Off the Shelf: Revelation Space, Force Unleashed, The Last Colony

My Christmas Reading List for 2008 went well; I finished two novels (Revelation Space, The Last Colony) on the list and made a serious dent in the third (The Amber Spyglass), while also finishing a hefty graphic novel (Star Wars Omnibus: Tales of the Jedi, Vol. 1)

It was great lose myself in books for a week, and while it wasn’t quite as intense as my reading junkets of old (meaning, before kids), it certainly helped recharge my batteries for a busy January.

Revelation Space

I was in the mood for a good, hybrid space opera/hard SF book, and Alastair Reynolds’ Revelation Space delivered. Revelation Space is a novel that wraps itself around a cosmological mystery: what caused the extinction of the alien Amarantin civilization? And will solving that mystery save the human race … or destroy it?

The book gets a little thick in the middle — it could have lost 50 or so pages of political scheming — but throttles things up in the last third to reach a satisfying conclusion. While this is the first book in a series, it doesn’t read like one; there are no unnatural cliffhangers, and it’s nicely self-contained.

The Force Unleashed Campaign Guide

Some might be turned off by the Force Unleashed Campaign Guide’s video game tie-in. That’d be too bad, because this book is really a “Dark Times” source book, covering the period between the end of the Clone Wars and the start of the Rebellion era, when the Empire is at its strongest. I particularly enjoyed the “organization” rules, which provide a framework for creating groups that players can join, advance in, and ultimately use to further their own ends.

In a time when direct confrontation against the empire likely means instant death, being able to draw upon an organization to protect yourself (or indirectly attack your enemies) is a great resource, and one easily transported to other Star Wars eras. The details about the empire, including its government and military forces, are great, and good for anyone running a Dark Times or Rebellion era (or even New Republic) game.

The various “unleashed” feats and Force powers are too overwhelming for general consumption in my campaign, but I can see using them for notable villains or exceptional NPCs who need to be a cut above your typical antagonists.

All in all, a good, if not essential, source book.

The Last Colony

John Scalzi’s The Last Colony finishes the story begun in Old Man’s War and continued in The Ghost Brigades. War hero John Perry has settled down with his wife Jane (Special Forces-raised clone of his dead wife) and their adopted daughter on a backwater planet. Their temporary peace is broken by the arrival of the colonial military, which wants them to run a brand-new colony being founded on the edge of human space. Unfortunately for them though, there’s a lot more going on then they’ve been told, and they soon find themselves in the middle of a galactic controversy.

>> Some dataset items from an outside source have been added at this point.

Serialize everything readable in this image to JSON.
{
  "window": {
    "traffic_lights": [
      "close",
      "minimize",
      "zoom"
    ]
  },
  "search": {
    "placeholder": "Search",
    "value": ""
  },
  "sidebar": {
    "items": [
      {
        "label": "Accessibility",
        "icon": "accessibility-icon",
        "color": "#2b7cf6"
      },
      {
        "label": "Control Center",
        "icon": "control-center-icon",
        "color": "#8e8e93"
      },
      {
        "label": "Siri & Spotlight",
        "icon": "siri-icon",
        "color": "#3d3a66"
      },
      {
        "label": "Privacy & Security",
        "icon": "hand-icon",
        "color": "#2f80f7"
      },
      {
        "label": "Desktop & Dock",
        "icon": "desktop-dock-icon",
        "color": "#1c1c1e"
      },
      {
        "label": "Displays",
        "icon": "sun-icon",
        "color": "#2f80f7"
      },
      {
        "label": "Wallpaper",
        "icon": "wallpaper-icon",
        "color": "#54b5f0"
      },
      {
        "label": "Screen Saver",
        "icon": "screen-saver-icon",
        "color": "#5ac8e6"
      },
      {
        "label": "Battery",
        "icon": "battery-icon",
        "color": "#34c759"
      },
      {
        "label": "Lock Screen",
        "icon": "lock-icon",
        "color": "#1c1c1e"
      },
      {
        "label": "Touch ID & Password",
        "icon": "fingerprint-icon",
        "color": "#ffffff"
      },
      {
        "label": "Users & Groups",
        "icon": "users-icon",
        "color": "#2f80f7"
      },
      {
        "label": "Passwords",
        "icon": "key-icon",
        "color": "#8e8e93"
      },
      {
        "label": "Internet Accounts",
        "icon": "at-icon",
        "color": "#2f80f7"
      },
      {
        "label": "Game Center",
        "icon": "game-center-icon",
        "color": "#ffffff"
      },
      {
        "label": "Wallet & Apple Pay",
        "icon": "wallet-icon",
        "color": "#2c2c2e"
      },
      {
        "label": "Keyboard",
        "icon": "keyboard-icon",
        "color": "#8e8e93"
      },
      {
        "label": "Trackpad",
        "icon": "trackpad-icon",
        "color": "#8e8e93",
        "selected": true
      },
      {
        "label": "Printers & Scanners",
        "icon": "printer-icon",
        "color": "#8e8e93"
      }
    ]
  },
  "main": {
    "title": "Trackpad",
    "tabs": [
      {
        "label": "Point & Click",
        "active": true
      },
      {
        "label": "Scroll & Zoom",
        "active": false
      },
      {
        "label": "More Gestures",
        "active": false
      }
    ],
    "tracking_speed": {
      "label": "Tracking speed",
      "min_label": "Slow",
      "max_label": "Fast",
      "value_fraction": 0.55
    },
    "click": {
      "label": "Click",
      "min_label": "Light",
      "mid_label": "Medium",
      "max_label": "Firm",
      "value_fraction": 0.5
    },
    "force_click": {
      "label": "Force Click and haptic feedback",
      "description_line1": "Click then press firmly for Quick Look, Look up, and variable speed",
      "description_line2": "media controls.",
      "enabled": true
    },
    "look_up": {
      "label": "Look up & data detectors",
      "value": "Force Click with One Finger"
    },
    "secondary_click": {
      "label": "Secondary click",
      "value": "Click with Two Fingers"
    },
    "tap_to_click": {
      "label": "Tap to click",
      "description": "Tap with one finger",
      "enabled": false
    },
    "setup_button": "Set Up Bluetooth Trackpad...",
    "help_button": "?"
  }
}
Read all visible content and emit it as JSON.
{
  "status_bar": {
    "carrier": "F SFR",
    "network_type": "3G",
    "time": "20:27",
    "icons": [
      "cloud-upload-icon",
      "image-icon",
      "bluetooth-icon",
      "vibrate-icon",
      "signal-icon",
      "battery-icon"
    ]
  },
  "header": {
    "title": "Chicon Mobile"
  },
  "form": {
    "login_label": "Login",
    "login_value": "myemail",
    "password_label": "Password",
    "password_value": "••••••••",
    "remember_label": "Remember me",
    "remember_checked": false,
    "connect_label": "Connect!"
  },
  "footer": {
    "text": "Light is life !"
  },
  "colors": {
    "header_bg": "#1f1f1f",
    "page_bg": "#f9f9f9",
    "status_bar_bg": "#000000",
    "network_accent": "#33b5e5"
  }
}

I don’t know if it’s the move away from military SF or if Scalzi was rushed to get out a sequel, but this easily the weakest book in the trilogy. Scalzi builds up a galactic mystery surrounding the exact nature and purpose of the colony Perry’s been charged with governing, but he guts the story halfway through with an all-revealing infodump and simply discards a promising story about first contact with an aboriginal alien species. One minute the aliens are a major threat to the colony, the next they’ve been ditched in favor of the galactic controversy.

He does do some interesting role-reversals in human/alien relations; I won’t give it away here, but suffice it to say that standard assumptions about who’s right and who’s wrong are challenged, just as they were in the two earlier books.

Scalzi’s witty and fun dialogue is still there and just as enjoyable as ever. The book’s just as fast a read as its predecessors, which makes it an easy book to get through in a long weekend. It makes an adequate end to the series, but not a spectacular one.

My friend Damon also read this book, and reached similar conclusions in his review at Books Like Dust.